Influential Muslim cleric Yusuf al-Qaradawi addressed the host of people during Friday prayers, calling on Arab leaders to listen to their people, to cheers from a crowd with a large contingent of Islamist activists.

"The world has changed, the world has progressed, and the Arab world has changed within," said Qaradawi, an Egyptian-born cleric based in Qatar.

"Don't obstruct the people," he said. "Don't try to lead them on with empty talk. Conduct a real dialogue with them."

Protesters performed their prayers in massed ranks, with tanks surrounding the square and a light security presence.

Before the crowds swelled for the Friday prayer, a military band in full dress uniform was playing patriotic music to the cheers of the adoring crowd.

Elsewhere in Cairo, several hundred demonstrators gathered on a square in the middle class Muhandiseen district in a show of support for Mubarak, saying the veteran leader had been wronged by the protesters.

"The people want to honour the president," they chanted, an inversion of the revolt's slogan, "The people want the overthrow of the regime." The rally was peaceful, as fewer than a dozen police looked on.

Activists ratcheted up pressure on the Supreme Council of the Armed Forces, that took power when Mubarak stepped down on February 11, by calling a march in Cairo to commemorate their dead and press for the release of detainees.

The Coalition of the Revolution Youth, which groups pro-democracy movements that helped launch the revolt, called for the gathering to "remember the martyrs of freedom and dignity and justice."

At least 365 people were killed and 5,500 injured in the protests leading up to Mubarak's downfall, according to the health ministry.

The coalition has vowed to keep up the pressure to ensure the rest of its political demands are met, including the "immediate release of all detainees", it said in statement posted on Facebook.

Hundreds of people went missing during the protests, rights groups say, blaming the army, which they have also accused of torture.

Gamal Eid, a lawyer who heads the Arabic Network for Human Rights Information, said: "There are hundreds of detained, but information on their numbers is still not complete ... The army was holding detainees."

On Thursday, Amnesty International called on the military to halt the use of torture against detainees, saying it had fresh evidence of abuse.

Both Amnesty and the New York-based Human Rights Watch said they interviewed former detainees who described being tortured by the military.

The coalition of activists is also calling for "a speedy replacement of the current caretaker cabinet by a government of technocrats" that are not seen as corrupt, it said.

Pro-democracy activists are also seeking a lifting of the decades-old emergency law and support for the pay strikes that have surged around the country.

"We are going today to commemorate the martyrs and in doing so we are awaiting justice," Mohammed Waked, a protest organiser, told AFP.

"If those detained during the protests are not released, let alone the older political prisoners, it would be a bad sign. It would show the army is not sincere about political reforms."

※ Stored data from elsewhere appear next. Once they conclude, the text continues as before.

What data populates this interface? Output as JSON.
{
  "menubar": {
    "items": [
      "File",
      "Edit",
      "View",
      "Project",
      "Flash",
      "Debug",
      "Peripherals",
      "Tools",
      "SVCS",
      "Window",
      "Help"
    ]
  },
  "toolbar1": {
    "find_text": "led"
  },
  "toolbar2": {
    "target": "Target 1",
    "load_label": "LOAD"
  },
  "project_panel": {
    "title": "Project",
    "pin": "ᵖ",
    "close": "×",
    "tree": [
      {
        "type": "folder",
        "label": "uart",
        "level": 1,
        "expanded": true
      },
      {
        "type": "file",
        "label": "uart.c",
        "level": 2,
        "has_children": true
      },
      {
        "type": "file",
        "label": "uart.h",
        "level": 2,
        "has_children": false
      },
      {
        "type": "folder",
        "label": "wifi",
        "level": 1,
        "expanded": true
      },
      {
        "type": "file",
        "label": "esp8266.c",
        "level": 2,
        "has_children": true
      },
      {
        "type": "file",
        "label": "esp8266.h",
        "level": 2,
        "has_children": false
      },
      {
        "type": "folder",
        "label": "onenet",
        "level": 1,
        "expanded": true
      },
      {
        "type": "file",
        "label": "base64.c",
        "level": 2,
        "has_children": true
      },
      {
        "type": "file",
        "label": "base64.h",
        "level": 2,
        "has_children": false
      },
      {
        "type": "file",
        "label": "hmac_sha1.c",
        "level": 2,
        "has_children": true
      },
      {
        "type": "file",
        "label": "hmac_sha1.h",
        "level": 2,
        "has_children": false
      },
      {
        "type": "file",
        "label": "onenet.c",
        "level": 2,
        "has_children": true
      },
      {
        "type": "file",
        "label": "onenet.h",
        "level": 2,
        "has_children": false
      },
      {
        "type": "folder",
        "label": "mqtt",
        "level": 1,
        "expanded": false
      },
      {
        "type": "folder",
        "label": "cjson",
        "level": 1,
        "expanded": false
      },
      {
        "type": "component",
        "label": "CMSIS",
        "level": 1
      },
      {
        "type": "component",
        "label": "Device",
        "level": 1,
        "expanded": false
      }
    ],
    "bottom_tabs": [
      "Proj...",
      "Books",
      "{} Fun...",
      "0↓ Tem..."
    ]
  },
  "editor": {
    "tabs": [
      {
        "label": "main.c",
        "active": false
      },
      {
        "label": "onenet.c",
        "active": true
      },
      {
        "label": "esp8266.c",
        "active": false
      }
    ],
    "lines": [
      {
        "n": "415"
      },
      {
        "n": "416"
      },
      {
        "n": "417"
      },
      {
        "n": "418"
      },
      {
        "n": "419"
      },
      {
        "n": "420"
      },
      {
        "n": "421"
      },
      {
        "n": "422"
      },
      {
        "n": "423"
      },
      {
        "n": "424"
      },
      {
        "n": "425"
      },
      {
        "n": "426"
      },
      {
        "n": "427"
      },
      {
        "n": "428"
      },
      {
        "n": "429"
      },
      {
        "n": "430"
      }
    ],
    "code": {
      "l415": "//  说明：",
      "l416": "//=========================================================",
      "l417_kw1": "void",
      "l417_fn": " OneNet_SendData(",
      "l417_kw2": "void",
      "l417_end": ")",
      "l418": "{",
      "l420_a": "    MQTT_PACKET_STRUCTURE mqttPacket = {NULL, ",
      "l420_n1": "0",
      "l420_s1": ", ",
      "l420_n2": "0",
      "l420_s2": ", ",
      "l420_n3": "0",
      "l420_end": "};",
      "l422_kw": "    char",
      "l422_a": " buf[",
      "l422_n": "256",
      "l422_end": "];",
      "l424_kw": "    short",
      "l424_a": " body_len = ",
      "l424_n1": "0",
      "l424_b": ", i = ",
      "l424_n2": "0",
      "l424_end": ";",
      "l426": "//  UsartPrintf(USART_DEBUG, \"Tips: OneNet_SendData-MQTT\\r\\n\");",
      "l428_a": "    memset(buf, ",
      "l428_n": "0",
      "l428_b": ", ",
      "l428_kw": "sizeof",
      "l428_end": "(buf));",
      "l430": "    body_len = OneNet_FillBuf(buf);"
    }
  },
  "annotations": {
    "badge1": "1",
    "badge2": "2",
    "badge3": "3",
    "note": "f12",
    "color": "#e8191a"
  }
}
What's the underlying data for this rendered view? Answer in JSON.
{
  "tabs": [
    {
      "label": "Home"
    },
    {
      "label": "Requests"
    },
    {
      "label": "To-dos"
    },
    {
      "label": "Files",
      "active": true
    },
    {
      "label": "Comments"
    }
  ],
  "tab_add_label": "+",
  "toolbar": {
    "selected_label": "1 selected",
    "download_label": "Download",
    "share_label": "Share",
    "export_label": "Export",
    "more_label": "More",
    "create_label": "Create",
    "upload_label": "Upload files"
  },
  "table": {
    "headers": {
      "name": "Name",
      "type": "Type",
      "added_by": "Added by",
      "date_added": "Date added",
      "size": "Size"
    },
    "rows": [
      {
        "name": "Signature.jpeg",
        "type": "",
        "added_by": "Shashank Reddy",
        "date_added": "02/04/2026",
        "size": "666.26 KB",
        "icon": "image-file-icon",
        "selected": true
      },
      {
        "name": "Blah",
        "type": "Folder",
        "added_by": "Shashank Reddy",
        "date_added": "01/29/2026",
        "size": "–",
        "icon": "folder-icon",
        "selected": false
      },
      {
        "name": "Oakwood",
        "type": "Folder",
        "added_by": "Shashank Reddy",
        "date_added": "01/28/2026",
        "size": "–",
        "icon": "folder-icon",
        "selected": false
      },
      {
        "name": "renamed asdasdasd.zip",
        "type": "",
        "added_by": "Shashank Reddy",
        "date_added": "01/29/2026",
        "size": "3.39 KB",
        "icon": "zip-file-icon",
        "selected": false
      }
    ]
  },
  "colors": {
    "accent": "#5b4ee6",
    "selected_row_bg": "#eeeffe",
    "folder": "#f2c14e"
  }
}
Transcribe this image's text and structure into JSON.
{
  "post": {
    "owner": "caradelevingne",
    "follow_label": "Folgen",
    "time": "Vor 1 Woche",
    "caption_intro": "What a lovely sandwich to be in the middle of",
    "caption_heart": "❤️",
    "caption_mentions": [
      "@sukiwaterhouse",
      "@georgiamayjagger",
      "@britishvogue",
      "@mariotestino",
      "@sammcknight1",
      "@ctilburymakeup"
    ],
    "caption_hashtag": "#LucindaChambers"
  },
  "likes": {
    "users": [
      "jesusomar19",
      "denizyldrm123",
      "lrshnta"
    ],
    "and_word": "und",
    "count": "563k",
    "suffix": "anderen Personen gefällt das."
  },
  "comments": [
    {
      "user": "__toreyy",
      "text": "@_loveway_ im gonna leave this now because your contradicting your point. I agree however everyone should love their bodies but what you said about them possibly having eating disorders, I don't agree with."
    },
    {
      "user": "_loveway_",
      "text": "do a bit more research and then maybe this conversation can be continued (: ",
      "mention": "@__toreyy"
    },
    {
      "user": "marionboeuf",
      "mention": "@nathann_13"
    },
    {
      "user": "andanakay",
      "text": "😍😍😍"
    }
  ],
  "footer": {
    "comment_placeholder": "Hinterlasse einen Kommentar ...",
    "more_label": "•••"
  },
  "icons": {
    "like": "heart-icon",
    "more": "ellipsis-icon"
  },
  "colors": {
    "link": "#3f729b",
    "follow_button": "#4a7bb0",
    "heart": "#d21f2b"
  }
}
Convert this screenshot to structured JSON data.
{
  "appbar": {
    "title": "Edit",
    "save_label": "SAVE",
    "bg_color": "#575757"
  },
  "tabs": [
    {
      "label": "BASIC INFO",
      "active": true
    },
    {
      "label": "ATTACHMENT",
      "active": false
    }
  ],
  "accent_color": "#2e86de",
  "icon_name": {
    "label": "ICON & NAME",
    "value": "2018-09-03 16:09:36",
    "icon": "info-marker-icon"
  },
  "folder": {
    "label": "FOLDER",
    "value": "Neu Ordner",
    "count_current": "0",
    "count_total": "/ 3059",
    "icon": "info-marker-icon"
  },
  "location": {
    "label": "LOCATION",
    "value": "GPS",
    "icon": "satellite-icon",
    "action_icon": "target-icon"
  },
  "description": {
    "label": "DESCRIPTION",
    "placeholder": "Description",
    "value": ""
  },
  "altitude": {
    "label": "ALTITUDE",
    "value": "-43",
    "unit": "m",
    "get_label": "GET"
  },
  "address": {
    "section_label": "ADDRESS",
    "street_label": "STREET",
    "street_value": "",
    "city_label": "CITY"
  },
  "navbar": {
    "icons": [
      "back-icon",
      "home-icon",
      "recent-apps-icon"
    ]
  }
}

In Tahrir Square, taxi driver Farag Radwan, who took the day off to celebrate, said he was following other revolts in the Arab world on television.

"Why can't we be united like Europe?" he said. "The problem is with the presidents not the people."

Activists, who are also calling for a complete dismantling of Mubarak's regime, welcomed the arrest of reviled former interior minister Habib al-Adly, whose security forces were given wide powers of arrest under the emergency law.

Adly was arrested on Thursday on suspicion of money laundering and ordered held for 15 days.